Once live, the architecture started behaving like a system. Spend could move up without ROAS collapsing because:
- New cold spend went into Campaign 1, generating ATC events
- Those events fed Campaign 2's audience pool the next day
- Campaign 2 optimised against purchase, not click — so the bidding got more efficient as the audience matured
- Creative refresh cycles were independent per campaign
"The architecture is the easy part to write down. The discipline of paused-not-paralleled legacy campaigns and the patience for fragmented learning to consolidate — that's where most accounts give up two weeks too early."
The Results
| Metric | Outcome |
|---|---|
| Vivobarefoot | Dual-funnel maintained ROAS at scale for 12+ consecutive months |
| SoleTherapy | Multi-brand ROAS unlocked via condition-based segmentation — every brand on the roster turned profitable inside 90 days |
| Architecture stability | Same playbook running today, with creative refresh as the only iteration variable |
| Merchant Center lift | Immediate ROAS improvement on both feeds within 2 weeks of title rebuild |
| Creative refresh cadence | Stable at roughly one major refresh per quarter |
The headline isn't a peak number — it's the duration. Holding ROAS for 12+ months at scale is what scaled brands need from their media partner. Peak ROAS is an Instagram screenshot. Sustained ROAS is a business.

Why It Worked
- One playbook, two shapes of business. Resisting the urge to "customise" the architecture per client is what made it portable.

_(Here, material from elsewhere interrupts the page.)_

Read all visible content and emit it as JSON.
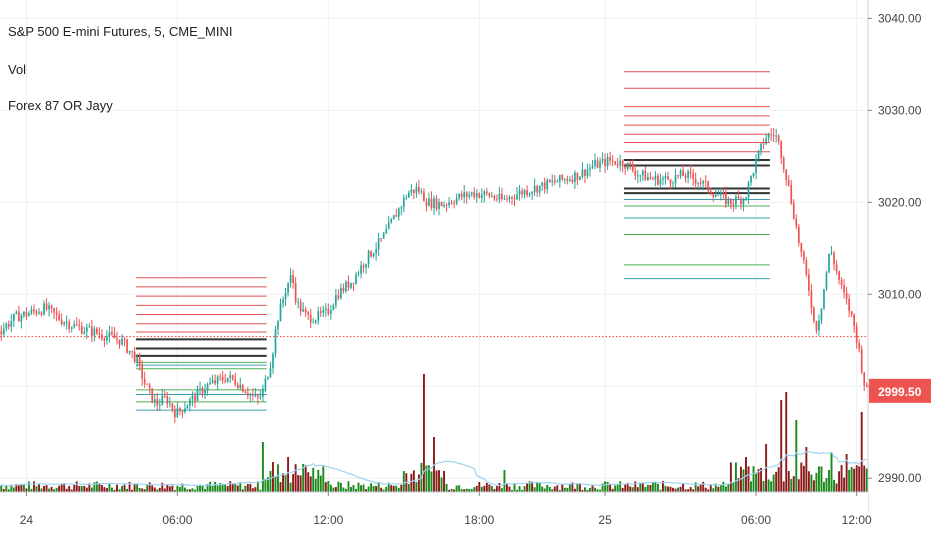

- Optimisation event, not audience tag, is what creates the funnel. ATC then Purchase. Cleanly separated. Always.
- Condition is a better segmentation axis than style.
- Patience during learning is part of the architecture.
Closing Thought
Twelve months of held ROAS isn't a headline number. It is what every brand at scale should actually be asking their media partner for. The peaks are bragging rights. The duration is the business.